There is a bug in iOS that disables Wi-Fi connectivity when devices join a network that uses a booby trap name, a researcher revealed over the weekend.
By connecting to a Wi-Fi network that uses the SSID “%p%s%s%s%s%n” (not including quotes), iPhones and iPads lose the ability to join that network or other networks in the future, reverse-]engineer Carl Schou reported on Twitter†
After connecting to my personal WiFi with the SSID “%p%s%s%s%s%n”, my iPhone permanently disabled the WiFi functionality. Neither rebooting nor changing SSID solves it :~) pic.twitter.com/2eue90JFu3
— Carl Schou (@vm_call) June 18, 2021
It didn’t take long for trolls to take advantage of the finding:
An absence of malice
Schou, who owns the Secret Club hacking tool, initially saw no easy way to restore Wi-Fi capabilities. Finally, he discovered that users could reset network functionality by opening Settings > General > Reset > Reset Network Settings.
Apple representatives did not respond to email inquiries, including whether there were plans to fix the bug or whether it would affect macOS or other Apple offerings.
Schou said in an internet post that the bug is caused by the internal logging functionality in the iOS Wi-Fi daemon, which uses the SSID in format expressions. The condition, in some cases, allows unauthorized format strings to be injected into sensitive areas of the highly enhanced Apple OS. However, he and other security experts said there was little chance of the bug being maliciously exploited.
“In my opinion the threat in the real world is minimal as you are quite limited by the length of the SSID and the format expression itself,” he explained. “You could potentially turn this into an information feed in the logger, but I don’t think it’s even remotely possible to get code execution.”
A quick analysis of the bug by a third-party researcher indicated that it is unlikely that the bug could be exploited to execute malicious code. The analysis also found that the bug appears to stem from a bug in an iOS logging component that uses the concat function to effectively convert the SSID string to a format string before writing it to the log file.
Because the strings are not repeated to sensitive areas of iOS, it is unlikely that a hacker will be able to maliciously abuse the logging function. In addition, an exploit requires a person to become an active member of a network that contains a suspicious-looking name.
“For exploitability, it doesn’t echo and the rest of the parameters seem uncontrollable,” the researcher wrote. “So I don’t think this case can be abused. After all, to activate this bug, you need to connect to that WiFi, where the SSID is visible to the victim. A phishing WiFi portal page might as well be more effective.”
But…
Not all researchers came to the same assessment. For example, researchers at security firm AirEye said the technique could be used to bypass security devices located at the edge of a network to prevent unauthorized data from entering or exiting.

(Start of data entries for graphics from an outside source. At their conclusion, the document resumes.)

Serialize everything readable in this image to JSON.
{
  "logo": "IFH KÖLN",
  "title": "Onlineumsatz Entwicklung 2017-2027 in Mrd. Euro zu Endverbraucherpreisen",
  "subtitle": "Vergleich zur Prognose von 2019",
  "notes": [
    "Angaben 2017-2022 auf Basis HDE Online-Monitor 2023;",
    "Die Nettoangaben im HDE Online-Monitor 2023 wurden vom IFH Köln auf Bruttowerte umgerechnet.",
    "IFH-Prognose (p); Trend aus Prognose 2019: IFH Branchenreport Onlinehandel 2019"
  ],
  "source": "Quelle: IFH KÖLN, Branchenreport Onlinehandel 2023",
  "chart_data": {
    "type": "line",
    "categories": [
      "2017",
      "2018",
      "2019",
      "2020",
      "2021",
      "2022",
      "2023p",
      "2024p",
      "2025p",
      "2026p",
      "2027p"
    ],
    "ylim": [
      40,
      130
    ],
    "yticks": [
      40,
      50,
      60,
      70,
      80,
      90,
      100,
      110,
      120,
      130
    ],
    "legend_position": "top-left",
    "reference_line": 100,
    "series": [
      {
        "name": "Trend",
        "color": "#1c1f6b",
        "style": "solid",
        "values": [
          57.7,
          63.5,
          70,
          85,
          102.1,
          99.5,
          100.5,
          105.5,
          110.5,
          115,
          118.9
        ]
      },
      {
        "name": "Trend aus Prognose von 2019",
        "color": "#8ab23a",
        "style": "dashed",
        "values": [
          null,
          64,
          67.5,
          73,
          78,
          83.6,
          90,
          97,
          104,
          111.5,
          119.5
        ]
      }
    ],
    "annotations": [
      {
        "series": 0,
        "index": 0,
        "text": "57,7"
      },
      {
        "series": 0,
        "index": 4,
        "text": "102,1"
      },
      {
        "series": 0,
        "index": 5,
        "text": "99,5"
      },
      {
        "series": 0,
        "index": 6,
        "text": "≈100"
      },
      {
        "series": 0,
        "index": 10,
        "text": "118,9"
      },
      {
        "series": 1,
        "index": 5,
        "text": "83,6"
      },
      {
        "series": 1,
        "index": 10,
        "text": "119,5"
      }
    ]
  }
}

“What we found was that while the latest iPhone Format String flaw is considered seemingly harmless, the implications of this vulnerability go far beyond any joke,” wrote AirEye researcher Amichai Shulman. “If you are responsible for the security of your organization, you should be aware of this vulnerability, as a related attack could compromise corporate data while bypassing common security controls such as NAC, firewalls and DLP solutions.”
Shulman also said macOS is affected by the same bug. Ars could not immediately verify this claim. Schou said he hasn’t tested macOS, but others have reported being unable to reproduce the error on the operating system.
the real story
Schou told me that network crashes don’t happen every time an iOS device connects to a malicious SSID. “It’s non-deterministic, and sometimes you’re lucky enough to have the Wi-Fi daemon crash without persisting the SSID,” he explained. The bug has been around since iOS 14.4.2, which was released in March, and possibly years before that.
He said he discovered the bug when he connected an iPhone to one of his wireless routers. “All my devices are named after different injection techniques to mess with old devices that don’t purify the input,” Schou said. “And apparently the latest iOS.”
The crash is caused by what researchers call an unchecked string bug. The error occurs when corrupted user input is the string parameter in certain functions written in C and C style languages. Using format tokens such as %s and %x can print data to memory in some cases. The bug was initially considered harmless. More recently, researchers have seen the possibility of writing malicious code using the token in %n format.
The most surprising thing about this bug is the fact that it exists at all. There is a wide range of programming guidelines to avoid these types of format string errors. The failure of what is arguably the world’s most secure consumer operating system to adequately implement these techniques by 2021 is the real story here.